La medida reconocía como
créditoscontra el Estado todos los prestamos otorgados voluntariamente o compulsivamente en especies o dinero efectuados por cualquier autoridad gubernamental desde 1820. La operación significaba el final de tanto tiempo de frustración de reclamar dinero a un Estado prácticamente sin tesoro hasta la década de 1840. Quedaban entonces dos posibilidades: pagar a la mas amplia variedad de acreedores incluso buscando favorecer directamente a quienes tenían menos recursos o pagar a una minoría valiéndose de los mecanismos estatales. Se optó por la segunda y comenzaron a formarse rápidamente verdaderas fortunas a costa del erario público. En suma el pago de la deuda interna no pudo ser el instrumento para incrementar la circulación monetaria y para democratizar el crédito y tampoco permitió que al algunos personajes accedieran a la clase alta o que cuando menos se ampliaran los sectores medios.

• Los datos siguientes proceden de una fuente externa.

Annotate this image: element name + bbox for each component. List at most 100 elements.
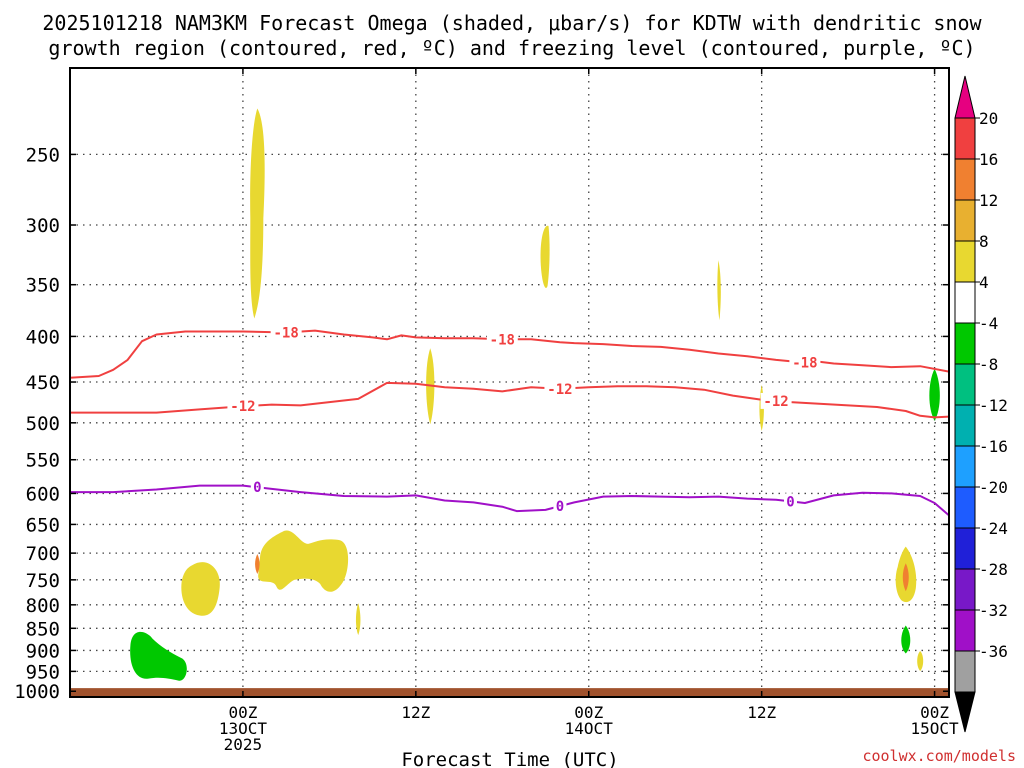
x-label-0-2: 2025 [224,735,263,754]
colorbar-swatch-6 [954,322,976,365]
colorbar-swatch-11 [954,527,976,570]
colorbar-swatch-2 [954,158,976,201]
x-label-0-0: 00Z [228,703,257,722]
contour-line-minus-12 [70,381,949,419]
contour-label-minus-12-0: -12 [230,399,255,415]
x-axis-label: Forecast Time (UTC) [401,749,618,768]
yellow-blob-upper-3 [717,260,721,321]
y-label-750: 750 [26,570,60,592]
colorbar-label--4: -4 [979,314,998,333]
y-label-700: 700 [26,543,60,565]
contour-label-bg [783,493,797,510]
y-label-900: 900 [26,640,60,662]
contour-label-bg [544,380,576,397]
contour-label-bg [270,324,302,341]
colorbar-label-12: 12 [979,191,998,210]
colorbar-swatch-13 [954,609,976,652]
colorbar-label--20: -20 [979,478,1008,497]
colorbar-swatch-14 [954,650,976,693]
yellow-blob-upper-2 [540,225,550,288]
y-label-550: 550 [26,450,60,472]
y-label-1000: 1000 [14,681,60,703]
green-blob-mid-1 [929,368,940,421]
colorbar-swatch-3 [954,199,976,242]
omega-colorbar: 20 16 12 8 4 -4 -8 -12 -16 -20 -24 -28 -32 -36 [954,75,1008,733]
colorbar-label--36: -36 [979,642,1008,661]
colorbar-swatch-8 [954,404,976,447]
omega-shading [130,108,949,681]
colorbar-label--12: -12 [979,396,1008,415]
contour-label-zero-1: 0 [556,499,564,515]
green-blob-low-2 [901,625,911,654]
colorbar-label-4: 4 [979,273,989,292]
contour-label-bg [553,498,567,515]
y-label-650: 650 [26,514,60,536]
contour-label-bg [227,398,259,415]
colorbar-label-20: 20 [979,109,998,128]
y-label-500: 500 [26,413,60,435]
surface-terrain-band [70,688,949,697]
colorbar-swatch-9 [954,445,976,488]
yellow-blob-low-1 [181,562,220,616]
contour-label-minus-18-2: -18 [792,356,817,372]
colorbar-swatch-10 [954,486,976,529]
x-label-12-0: 12Z [401,703,430,722]
green-blob-low-1 [130,631,187,681]
colorbar-bottom-arrow [954,691,976,733]
site-credit: coolwx.com/models [862,747,1016,765]
chart-title-line-2: growth region (contoured, red, ºC) and f… [48,36,975,60]
contour-line-zero [70,484,949,517]
y-label-400: 400 [26,326,60,348]
y-label-300: 300 [26,215,60,237]
contour-label-minus-18-0: -18 [273,326,298,342]
colorbar-swatch-4 [954,240,976,283]
y-label-350: 350 [26,275,60,297]
y-label-800: 800 [26,595,60,617]
yellow-blob-upper-1 [250,108,265,319]
colorbar-label-8: 8 [979,232,989,251]
contour-label-minus-12-2: -12 [763,394,788,410]
contour-label-minus-18-1: -18 [490,332,515,348]
plot-area: -18 -18 -18 -12 -12 -12 0 0 0 [70,68,949,697]
temperature-contours: -18 -18 -18 -12 -12 -12 0 0 0 [70,324,949,517]
chart-title-line-1: 2025101218 NAM3KM Forecast Omega (shaded… [42,11,982,35]
y-label-850: 850 [26,618,60,640]
colorbar-swatch-7 [954,363,976,406]
x-label-24-0: 00Z [574,703,603,722]
contour-label-minus-12-1: -12 [547,382,572,398]
x-label-24-1: 14OCT [565,719,614,738]
colorbar-label-16: 16 [979,150,998,169]
grid-lines [70,68,949,697]
y-label-950: 950 [26,661,60,683]
orange-spot-low-4 [902,563,909,592]
x-label-0-1: 13OCT [219,719,268,738]
y-label-600: 600 [26,483,60,505]
colorbar-top-arrow [954,75,976,119]
yellow-blob-low-3 [355,603,361,636]
colorbar-label--32: -32 [979,601,1008,620]
contour-label-bg [760,392,792,409]
colorbar-swatch-1 [954,117,976,160]
colorbar-swatch-12 [954,568,976,611]
colorbar-label--16: -16 [979,437,1008,456]
colorbar-swatch-5 [954,281,976,324]
colorbar-label--24: -24 [979,519,1008,538]
colorbar-label--28: -28 [979,560,1008,579]
orange-spot-low-2 [255,554,260,575]
contour-label-bg [250,479,264,496]
contour-label-zero-0: 0 [253,480,261,496]
contour-label-bg [789,354,821,371]
y-label-450: 450 [26,372,60,394]
x-label-48-0: 00Z [920,703,949,722]
x-label-36-0: 12Z [747,703,776,722]
x-label-48-1: 15OCT [911,719,960,738]
y-label-250: 250 [26,144,60,166]
contour-label-zero-2: 0 [786,494,794,510]
contour-label-bg [486,331,518,348]
pressure-axis: 2503003504004505005506006507007508008509… [14,144,949,703]
yellow-blob-low-2 [258,530,349,592]
colorbar-label--8: -8 [979,355,998,374]
yellow-blob-low-5 [917,651,924,672]
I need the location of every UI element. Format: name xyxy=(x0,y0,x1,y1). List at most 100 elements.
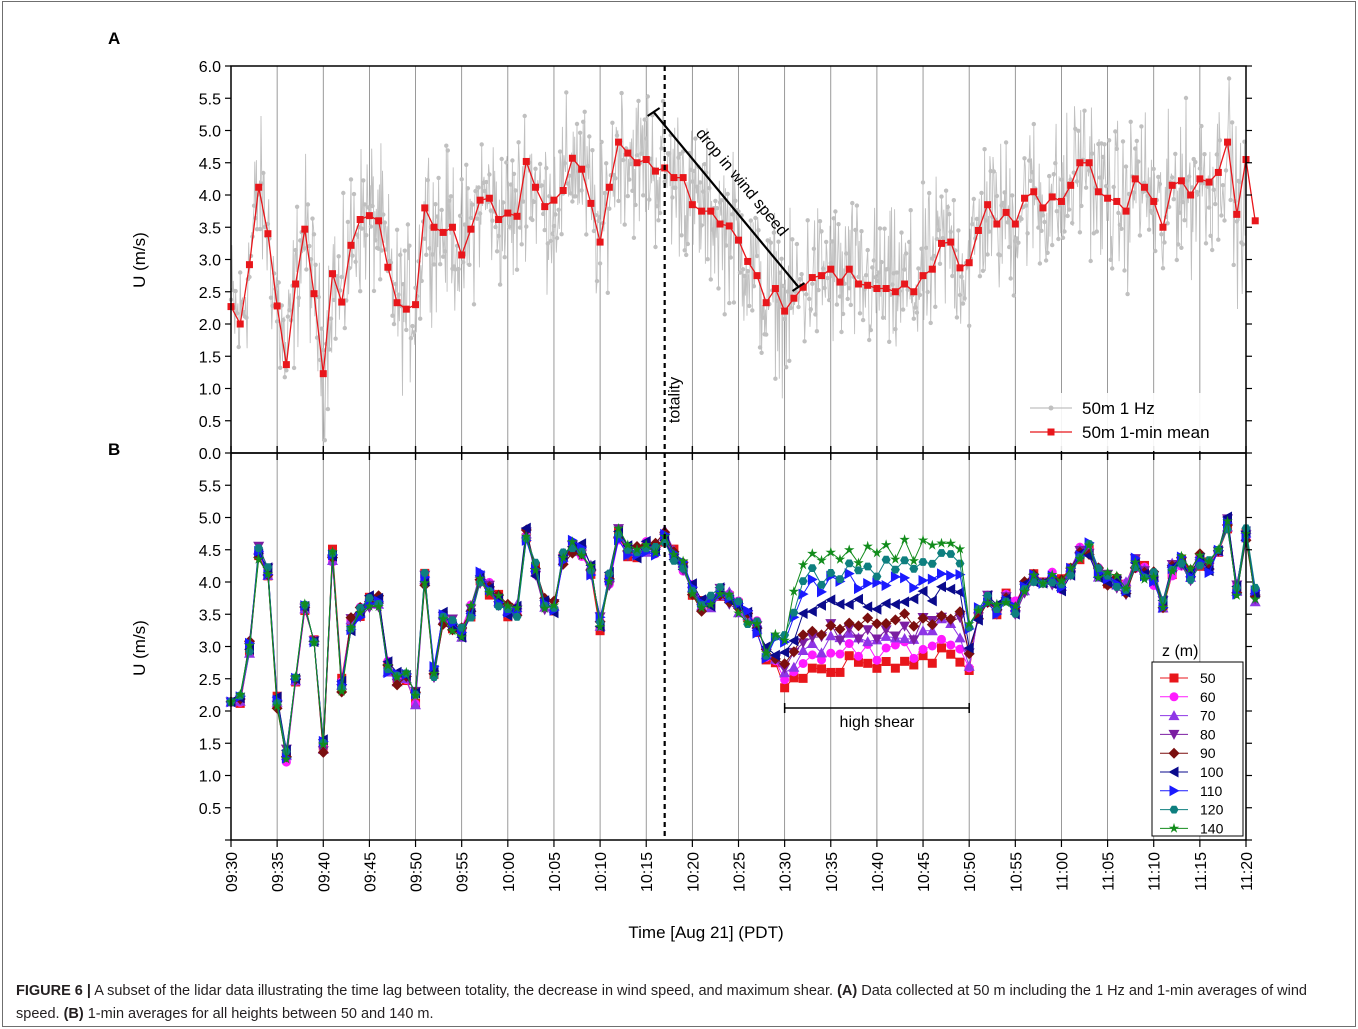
raw-1hz-point xyxy=(644,136,649,141)
raw-1hz-point xyxy=(551,223,557,229)
raw-1hz-point xyxy=(893,326,898,332)
mean-point xyxy=(919,272,927,280)
raw-1hz-point xyxy=(507,224,512,229)
mean-point xyxy=(864,281,872,289)
marker-circle xyxy=(844,639,854,649)
marker-star xyxy=(567,536,578,547)
marker-star xyxy=(687,588,698,599)
raw-1hz-point xyxy=(1228,197,1233,203)
marker-hexagon xyxy=(494,602,504,611)
marker-star xyxy=(1074,553,1086,564)
mean-point xyxy=(605,183,613,191)
mean-point xyxy=(448,223,456,231)
raw-1hz-point xyxy=(554,235,560,241)
y-tick-label: 4.0 xyxy=(199,575,221,592)
raw-1hz-point xyxy=(548,238,554,244)
raw-1hz-point xyxy=(1186,174,1192,179)
raw-1hz-point xyxy=(441,254,446,259)
mean-point xyxy=(393,299,401,307)
marker-star xyxy=(742,617,753,628)
marker-star xyxy=(964,618,975,629)
raw-1hz-point xyxy=(244,315,249,320)
marker-star xyxy=(539,603,550,613)
raw-1hz-point xyxy=(836,222,841,227)
mean-point xyxy=(698,207,706,215)
raw-1hz-point xyxy=(490,218,495,223)
marker-triangle-left xyxy=(843,599,854,610)
raw-1hz-point xyxy=(787,358,792,363)
mean-point xyxy=(744,257,752,265)
raw-1hz-point xyxy=(1162,240,1167,245)
y-tick-label: 1.0 xyxy=(199,382,221,399)
caption-text-2: Data collected at 50 m including the 1 H… xyxy=(16,983,1307,1022)
raw-1hz-point xyxy=(254,227,260,232)
raw-1hz-point xyxy=(278,365,283,370)
marker-triangle-left xyxy=(825,594,836,606)
mean-point xyxy=(596,238,604,246)
raw-1hz-point xyxy=(1094,229,1100,234)
raw-1hz-point xyxy=(816,287,821,293)
marker-circle xyxy=(909,653,919,663)
raw-1hz-point xyxy=(351,191,357,197)
marker-triangle-down xyxy=(954,613,966,624)
legend-entry-label: 120 xyxy=(1200,802,1224,818)
marker-star xyxy=(1102,567,1113,577)
marker-diamond xyxy=(345,612,357,624)
raw-1hz-point xyxy=(1213,201,1218,207)
raw-1hz-point xyxy=(1210,247,1215,253)
raw-1hz-point xyxy=(753,215,758,221)
raw-1hz-point xyxy=(550,231,555,236)
marker-triangle-left xyxy=(769,649,780,661)
marker-star xyxy=(927,539,938,550)
marker-hexagon xyxy=(826,569,836,577)
raw-1hz-point xyxy=(819,229,824,234)
raw-1hz-point xyxy=(724,243,729,248)
marker-star xyxy=(1093,572,1104,583)
mean-point xyxy=(495,216,503,224)
raw-1hz-point xyxy=(353,259,358,264)
mean-point xyxy=(338,298,346,306)
mean-point xyxy=(550,196,558,204)
raw-1hz-point xyxy=(776,239,781,244)
raw-1hz-point xyxy=(1150,210,1155,216)
marker-diamond xyxy=(797,629,809,641)
raw-1hz-point xyxy=(1179,245,1184,250)
raw-1hz-point xyxy=(362,202,367,207)
marker-square xyxy=(946,649,956,659)
raw-1hz-point xyxy=(542,227,547,233)
raw-1hz-point xyxy=(513,188,518,193)
marker-triangle-left xyxy=(853,593,863,605)
mean-point xyxy=(568,154,576,162)
raw-1hz-point xyxy=(517,225,523,230)
raw-1hz-point xyxy=(848,302,853,308)
raw-1hz-point xyxy=(1036,225,1041,230)
raw-1hz-point xyxy=(1060,235,1066,240)
marker-star xyxy=(1231,590,1242,600)
raw-1hz-point xyxy=(633,202,638,208)
marker-square xyxy=(844,651,854,661)
mean-point xyxy=(578,165,586,173)
raw-1hz-point xyxy=(496,233,501,239)
raw-1hz-point xyxy=(857,311,863,316)
y-tick-label: 1.5 xyxy=(199,349,221,366)
y-tick-label: 2.5 xyxy=(199,672,221,689)
marker-square xyxy=(817,664,827,674)
raw-1hz-point xyxy=(464,162,469,167)
raw-1hz-point xyxy=(719,198,724,203)
raw-1hz-point xyxy=(879,259,884,265)
marker-star xyxy=(1028,569,1039,580)
mean-point xyxy=(642,156,650,164)
marker-square xyxy=(807,663,817,673)
mean-point xyxy=(1141,183,1148,191)
marker-star xyxy=(465,600,477,610)
marker-circle xyxy=(807,650,817,660)
raw-1hz-point xyxy=(943,188,949,193)
mean-point xyxy=(559,186,567,194)
x-tick-label: 11:15 xyxy=(1193,852,1210,891)
series-90m xyxy=(225,519,1261,763)
marker-triangle-left xyxy=(816,599,826,611)
marker-star xyxy=(1139,573,1150,584)
raw-1hz-point xyxy=(333,336,338,341)
raw-1hz-point xyxy=(522,113,527,119)
raw-1hz-point xyxy=(235,311,240,316)
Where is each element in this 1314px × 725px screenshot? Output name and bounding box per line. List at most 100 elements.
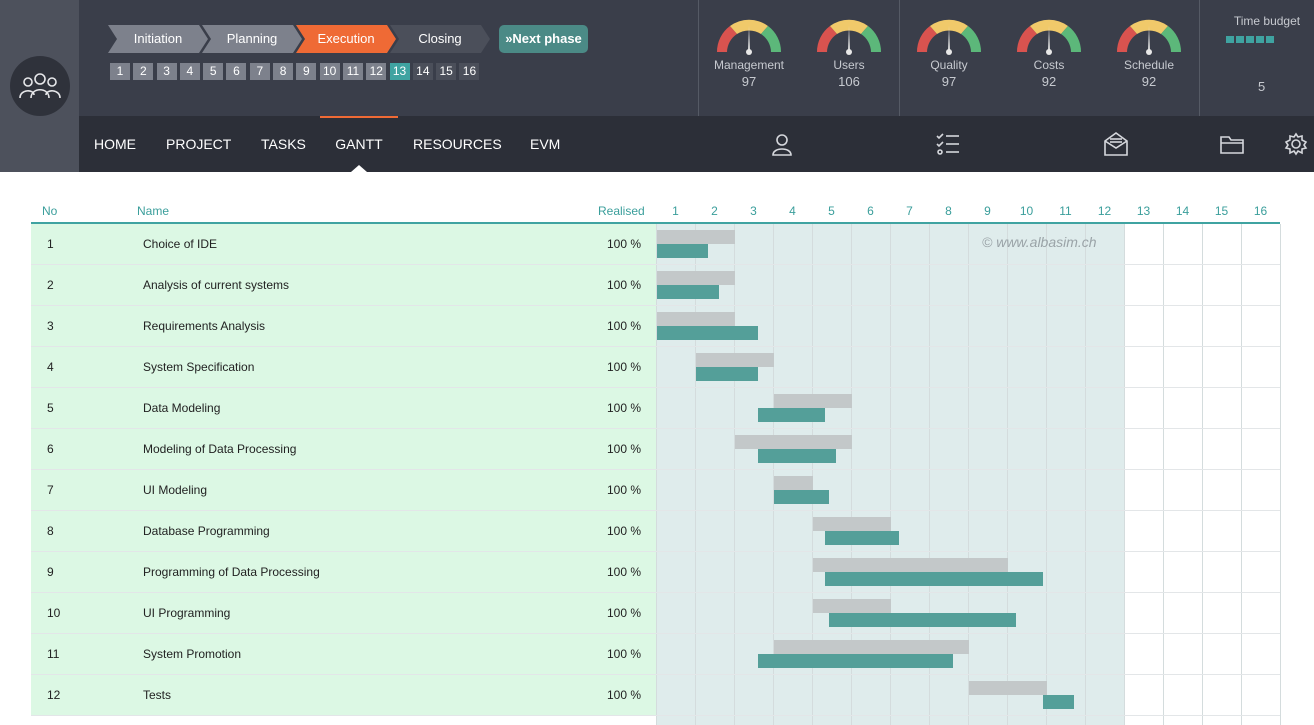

El escándalo empezó a desatarse cuando al finalizar el primer mandato de Castilla en 1851 la deuda consolidada alcanzaba los 4.879.607 pesos según el propio Castilla el monto total de la deuda no podía sobrepasar los 6 0 7 millones de pesos . Pero el siguiente gobierno, el general Echenique reconoció mas de 23 millones de pesos en vales una comisión investigadora señalo en 1853 que los créditos reconocidos por el gobierno de Echenique llegaban más de 19 millones de pesos en bonos de las cuales 12 millones eran fraudulentos. Precisamente uno de lo efectos sociales de estos malos manejos fuel el alzamiento popular de 1854 capitalizando por Castilla para derrocar a Echenique en la batalla de la Palma. Lo interesante es que ha quedado una gran variedad de
documentos que revelan la profunda crisis moral de la administración pública y la gran "imaginación" de los acreedores para por ejemplo alterar el monto inicial de su deuda falsificando documentos. Incluso se llegó tal grado de abusos –como lo confeso el propio Echenique en sus Memorias- que se falsificaron las firmas de San Martín y Bolívar para cobrar supuestos préstamos levantados entre 1821 y 1826.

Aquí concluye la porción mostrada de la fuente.